Buitengerechtelijke kosten
4.6
[eiser in conventie01] maakt aanspraak op de vergoeding van buitengerechtelijke incassokosten. De kantonrechter stelt vast dat het Besluit vergoeding voor buitengerechtelijke incassokosten (hierna: het Besluit) van toepassing is nu het verzuim na 1 juli 2012 is ingetreden. [eiser in conventie01] heeft aan [gedaagde in conventie01] een aanmaning gestuurd die voldoet aan de eisen van artikel 6:96 lid 6 BW, te weten de sommatiebrief van 8 juli 2022. Omdat niet gehele vordering waarvoor is aangemaand, toewijsbaar is, is het gevorderde bedrag aan buitengerechtelijke incassokosten hoger dan het in het Besluit bepaalde tarief. De kantonrechter zal het bedrag dan ook toewijzen tot het wettelijke tarief, dat € 38,43 inclusief btw bedraagt.
In reconventie
Ontvankelijkheid
4.7
[eiseres in reconventie01] heeft in reconventie aanspraak gemaakt op een bedrag van € 2.000,- aan immateriële schadevergoeding.
[verweerster in reconventie01] heeft bij conclusie van dupliek in reconventie primair aangevoerd dat de vordering in reconventie pas bij dupliek zou zijn ingesteld, en daarom op de voet van artikel 137 van het Wetboek van Burgerlijke Rechtsvordering moet worden afgewezen.
De kantonrechter overweegt als volgt.
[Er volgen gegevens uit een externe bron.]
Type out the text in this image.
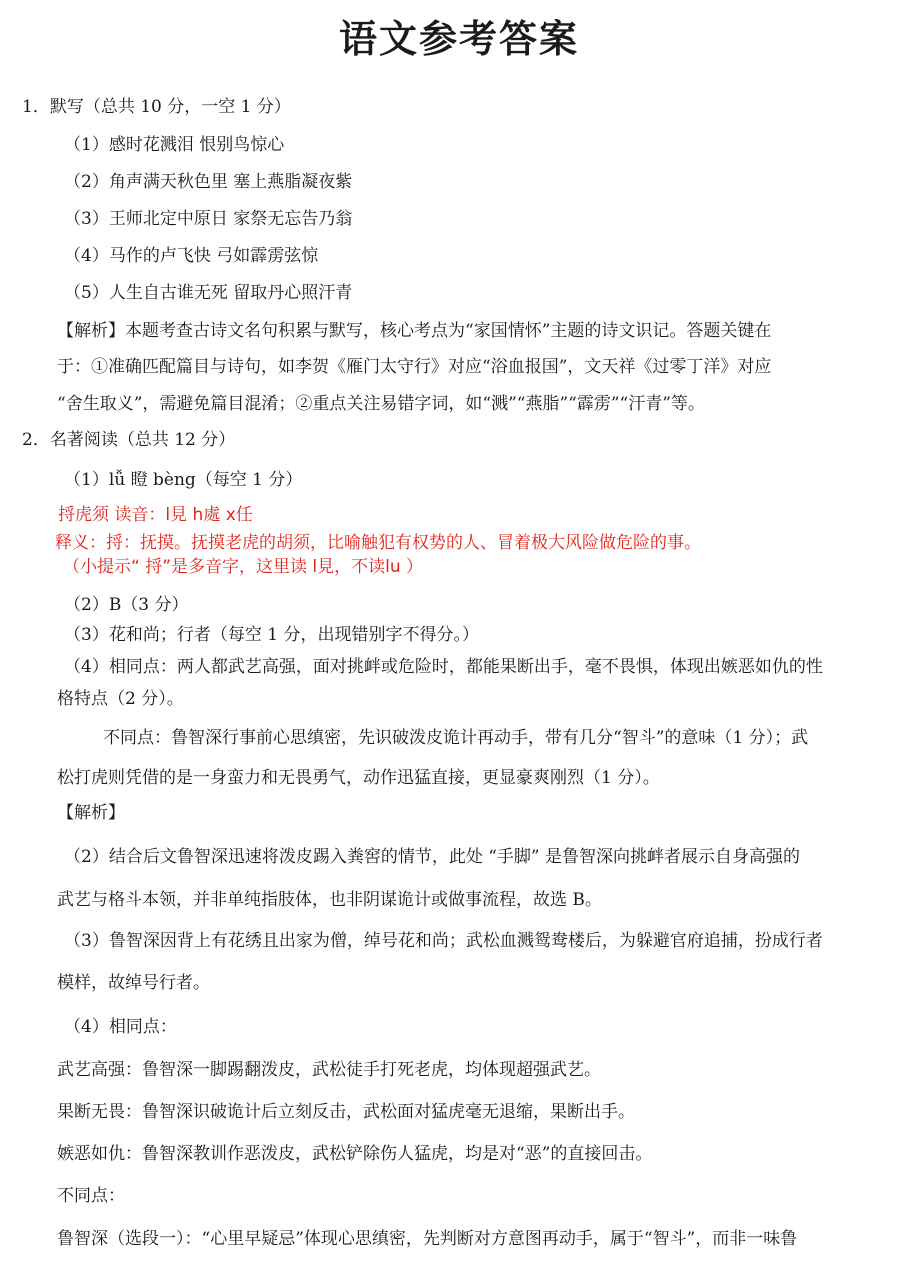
语文参考答案
1．默写（总共 10 分，一空 1 分）
（1）感时花溅泪 恨别鸟惊心
（2）角声满天秋色里 塞上燕脂凝夜紫
（3）王师北定中原日 家祭无忘告乃翁
（4）马作的卢飞快 弓如霹雳弦惊
（5）人生自古谁无死 留取丹心照汗青
【解析】本题考查古诗文名句积累与默写，核心考点为“家国情怀”主题的诗文识记。答题关键在
于：①准确匹配篇目与诗句，如李贺《雁门太守行》对应“浴血报国”，文天祥《过零丁洋》对应
“舍生取义”，需避免篇目混淆；②重点关注易错字词，如“溅”“燕脂”“霹雳”“汗青”等。
2．名著阅读（总共 12 分）
（1）lǚ 瞪 bèng（每空 1 分）
捋虎须 读音：l見 h處 x任
释义：捋：抚摸。抚摸老虎的胡须，比喻触犯有权势的人、冒着极大风险做危险的事。
（小提示“ 捋”是多音字，这里读 l見，不读lu ）
（2）B（3 分）
（3）花和尚；行者（每空 1 分，出现错别字不得分。）
（4）相同点：两人都武艺高强，面对挑衅或危险时，都能果断出手，毫不畏惧，体现出嫉恶如仇的性
格特点（2 分）。
不同点：鲁智深行事前心思缜密，先识破泼皮诡计再动手，带有几分“智斗”的意味（1 分）；武
松打虎则凭借的是一身蛮力和无畏勇气，动作迅猛直接，更显豪爽刚烈（1 分）。
【解析】
（2）结合后文鲁智深迅速将泼皮踢入粪窖的情节，此处 “手脚” 是鲁智深向挑衅者展示自身高强的
武艺与格斗本领，并非单纯指肢体，也非阴谋诡计或做事流程，故选 B。
（3）鲁智深因背上有花绣且出家为僧，绰号花和尚；武松血溅鸳鸯楼后，为躲避官府追捕，扮成行者
模样，故绰号行者。
（4）相同点：
武艺高强：鲁智深一脚踢翻泼皮，武松徒手打死老虎，均体现超强武艺。
果断无畏：鲁智深识破诡计后立刻反击，武松面对猛虎毫无退缩，果断出手。
嫉恶如仇：鲁智深教训作恶泼皮，武松铲除伤人猛虎，均是对“恶”的直接回击。
不同点：
鲁智深（选段一）：“心里早疑忌”体现心思缜密，先判断对方意图再动手，属于“智斗”，而非一味鲁
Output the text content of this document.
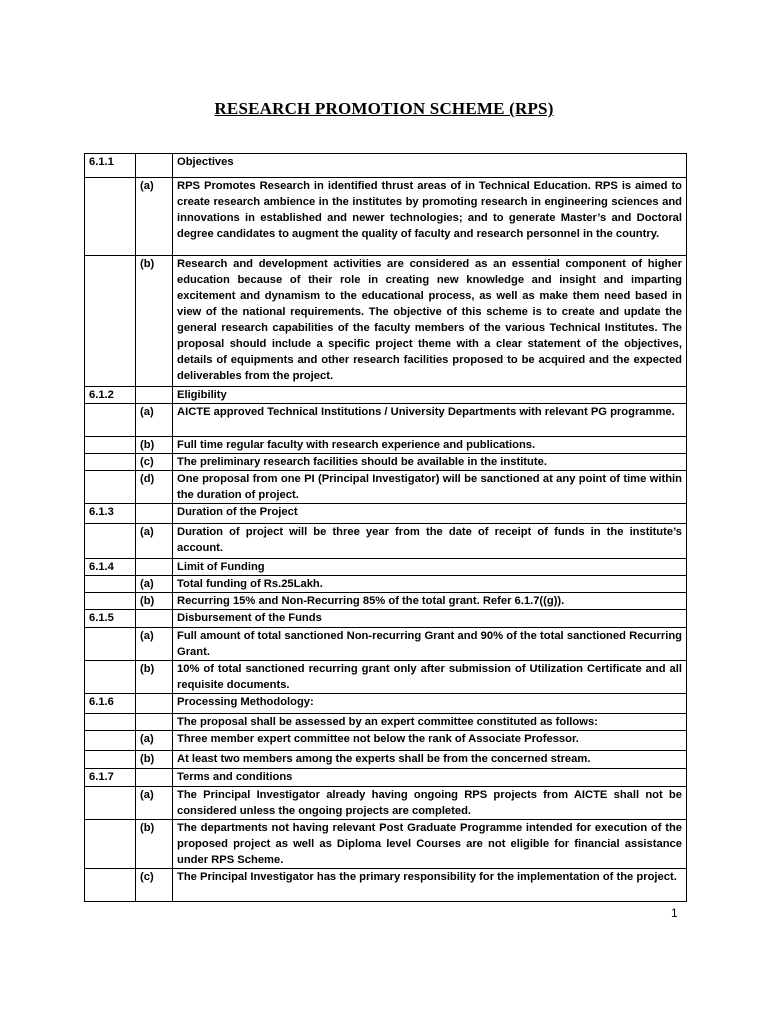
RESEARCH PROMOTION SCHEME (RPS)
6.1.1		Objectives
	(a)	RPS Promotes Research in identified thrust areas of in Technical Education. RPS is aimed to create research ambience in the institutes by promoting research in engineering sciences and innovations in established and newer technologies; and to generate Master’s and Doctoral degree candidates to augment the quality of faculty and research personnel in the country.
	(b)	Research and development activities are considered as an essential component of higher education because of their role in creating new knowledge and insight and imparting excitement and dynamism to the educational process, as well as make them need based in view of the national requirements. The objective of this scheme is to create and update the general research capabilities of the faculty members of the various Technical Institutes. The proposal should include a specific project theme with a clear statement of the objectives, details of equipments and other research facilities proposed to be acquired and the expected deliverables from the project.
6.1.2		Eligibility
	(a)	AICTE approved Technical Institutions / University Departments with relevant PG programme.
	(b)	Full time regular faculty with research experience and publications.
	(c)	The preliminary research facilities should be available in the institute.
	(d)	One proposal from one PI (Principal Investigator) will be sanctioned at any point of time within the duration of project.
6.1.3		Duration of the Project
	(a)	Duration of project will be three year from the date of receipt of funds in the institute’s account.
6.1.4		Limit of Funding
	(a)	Total funding of Rs.25Lakh.
	(b)	Recurring 15% and Non-Recurring 85% of the total grant. Refer 6.1.7((g)).
6.1.5		Disbursement of the Funds
	(a)	Full amount of total sanctioned Non-recurring Grant and 90% of the total sanctioned Recurring Grant.
	(b)	10% of total sanctioned recurring grant only after submission of Utilization Certificate and all requisite documents.
6.1.6		Processing Methodology:
		The proposal shall be assessed by an expert committee constituted as follows:
	(a)	Three member expert committee not below the rank of Associate Professor.
	(b)	At least two members among the experts shall be from the concerned stream.
6.1.7		Terms and conditions
	(a)	The Principal Investigator already having ongoing RPS projects from AICTE shall not be considered unless the ongoing projects are completed.
	(b)	The departments not having relevant Post Graduate Programme intended for execution of the proposed project as well as Diploma level Courses are not eligible for financial assistance under RPS Scheme.
	(c)	The Principal Investigator has the primary responsibility for the implementation of the project.
1
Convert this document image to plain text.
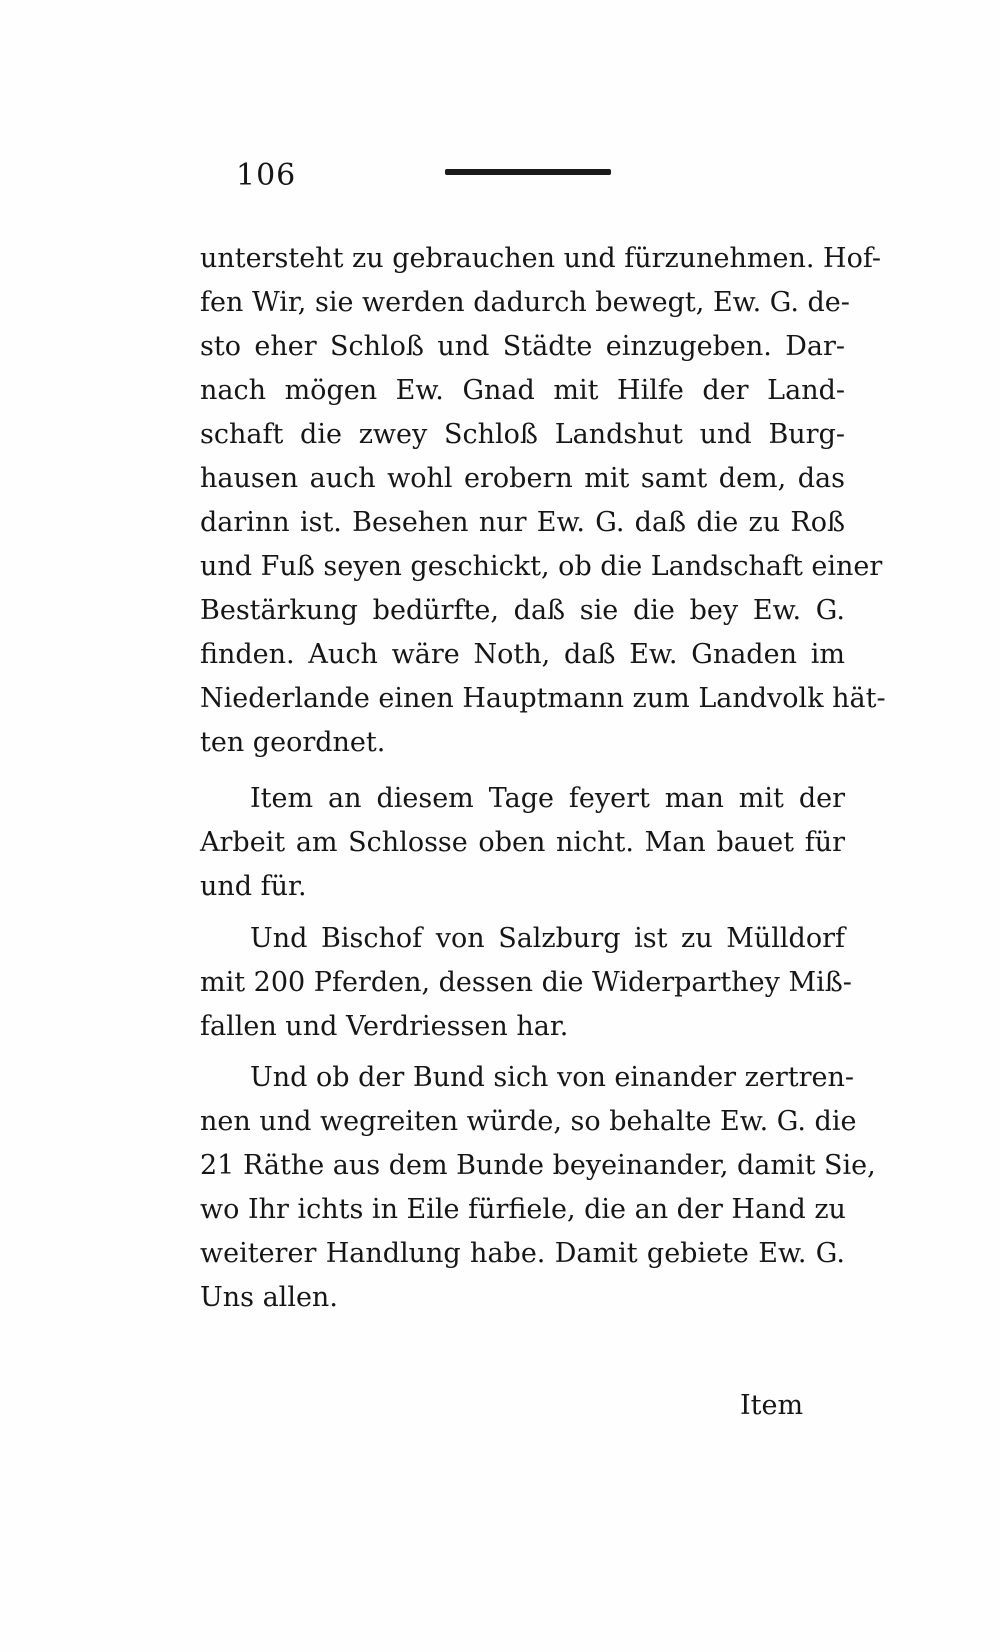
106
untersteht zu gebrauchen und fürzunehmen. Hof-
fen Wir, sie werden dadurch bewegt, Ew. G. de-
sto eher Schloß und Städte einzugeben. Dar-
nach mögen Ew. Gnad mit Hilfe der Land-
schaft die zwey Schloß Landshut und Burg-
hausen auch wohl erobern mit samt dem, das
darinn ist. Besehen nur Ew. G. daß die zu Roß
und Fuß seyen geschickt, ob die Landschaft einer
Bestärkung bedürfte, daß sie die bey Ew. G.
finden. Auch wäre Noth, daß Ew. Gnaden im
Niederlande einen Hauptmann zum Landvolk hät-
ten geordnet.
Item an diesem Tage feyert man mit der
Arbeit am Schlosse oben nicht. Man bauet für
und für.
Und Bischof von Salzburg ist zu Mülldorf
mit 200 Pferden, dessen die Widerparthey Miß-
fallen und Verdriessen har.
Und ob der Bund sich von einander zertren-
nen und wegreiten würde, so behalte Ew. G. die
21 Räthe aus dem Bunde beyeinander, damit Sie,
wo Ihr ichts in Eile fürfiele, die an der Hand zu
weiterer Handlung habe. Damit gebiete Ew. G.
Uns allen.
Item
Gedurende de procedure is gebleken dat [verweerster in reconventie01] bepaalde pagina’s van de conclusie van antwoord tevens houdende reconventie, waaronder pagina waarop de eis in reconventie was ingesteld, niet had ontvangen. Daarom is zij later alsnog in de gelegenheid gesteld om door middel van een conclusie van dupliek in reconventie te reageren op de eis in reconventie. De rechtbank heeft (direct) de volledige conclusie van antwoord met daarin de eis in reconventie ontvangen. [eiseres in reconventie01] heeft de eis in reconventie dan ook tijdig ingesteld.
Vordering tot betalen immateriële schadevergoeding afgewezen
4.8
Subsidiair heeft [eiseres in reconventie01] in reactie op de eis in reconventie naar voren gebracht dat deze niet onderbouwd of gespecificeerd is en daarom moet worden afgewezen.
De kantonrechter overweegt het volgende.
Hoewel het erg vervelend en voorstelbaar is dat [eiseres in reconventie01] als gevolg van deze procedure psychische klachten ervaart, moet er voor het toekennen van een immateriële schadevergoeding sprake zijn van een in de psychiatrie erkend ziektebeeld. Van de zijde van [eiseres in reconventie01] is onvoldoende gemotiveerd gesteld dat hiervan sprake is. Zij heeft weliswaar aangevoerd ‘depressieve klachten’ te ervaren als gevolg van de procedure, maar niet gesteld is dat er sprake is van een klinische depressie. Bovendien zijn geen feiten of omstandigheden gesteld op grond waarvan zou moeten worden geconcludeerd dat [verweerster in reconventie01] onrechtmatig heeft gehandeld met het instellen van deze procedure. Een deel van de vorderingen van [verweerster in reconventie01] zal worden toegewezen.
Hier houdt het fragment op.